When you're done, go and poke around the rest of the Washington Post Book World site. It's their SF/Fantasy special, and it has lots of fun articles (which work of mine does Michael Swanwick think ought to be a movie, you ask yourself? Click here to find out.) Who is our greatest living SF writer? (Er, that one's not hard if you've been paying attention.) (Clue: I just wrote a travel guide to a mythical part of Chicago with him.) (Give up? Click here.)

And there's an article by Michael Dirda on his visit to the IAFA, which is the only conference I try and get to for pleasure each year (except this one, when I was guest at Aggiecon instead). Which, I should add, has everything to do with listening to John Clute talk about dialogue with the ruins, and nothing to do with the little-umbrella-drinks by the pool and the satiny red bikinis to which Mr Dirda alludes. Honest. (Actually, I have encountered very few academics or authors, of either gender, who should be allowed out in public in satiny red bikinis.)

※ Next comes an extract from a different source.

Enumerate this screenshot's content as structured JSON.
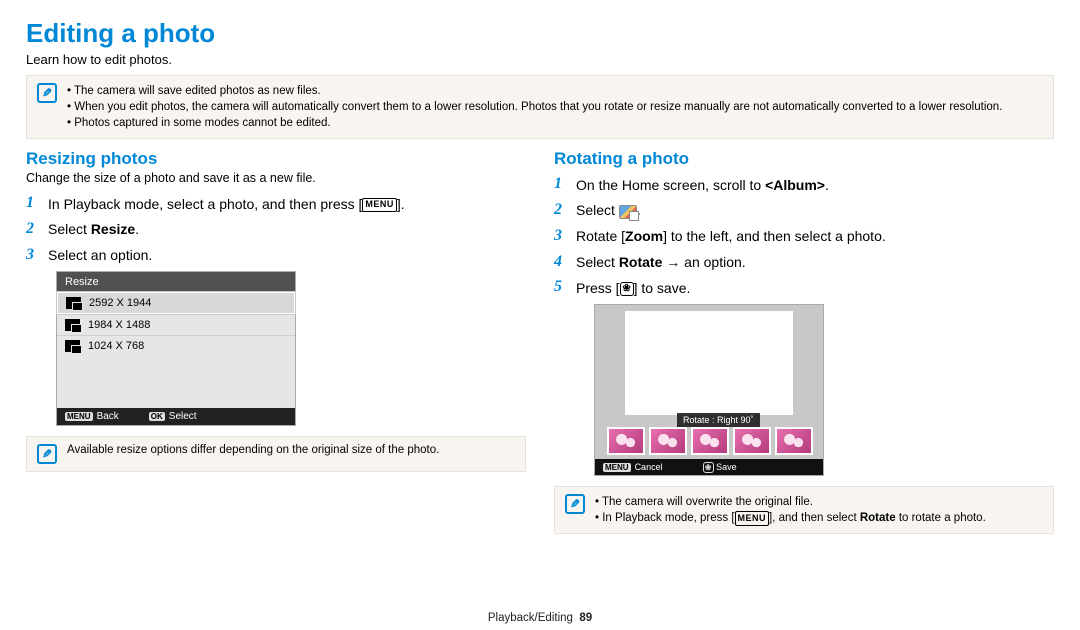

And, if you like it, drop a line to the Washington Post letting them know what a cool thing a special like this is. Sensible specials on genre, with actual content that's about something and written by people who know what they're writing about, are rare enough at the best of times. Magazines and Newspapers that do it need a pat to the back, or flowers, or something.


Got a phone call from Harlan Ellison today. I'd read in Ansible that he'd lost his case against AOL, and had left a message of sympathy and an offer of help on his answering machine. Turns out it wasn't needed at all -- the case (and Harlan's already won against two of the three defendants) has been sent to appellate court, which is where Harlan wanted to be, and has a good year to run before anything's decided and, with luck, good lawyers, and the forces of truth, good and justice on his side, Harlan wins.


Am writing like a mad thing currently, and keeping more or less up with everything except e-mail. Yesterday I somehow managed to squeeze in writing an essay on the painter Richard Dadd as an introduction to Mark Chadbourn's novella The Fairy Feller's Master Stroke. I have no idea how I did it. Maybe time is rubberier than I had thought.


I got Lambchop's Is A Woman yesterday. Overall the album's a bit samey, but the second song, "New Cobweb Summer", does that strange and transcendant thing that Lou Reed's song "Coney Island Baby" does, or does to me, anyway, where it moves from being quiet and restrained to tearing its heart out and making me gasp, and the volume never increases, and it remains every bit as laid back and restrained all the way through as when it began (which is practically lying down in a straightjacket), and when it's over I still don't know how it did it. Absolute magic.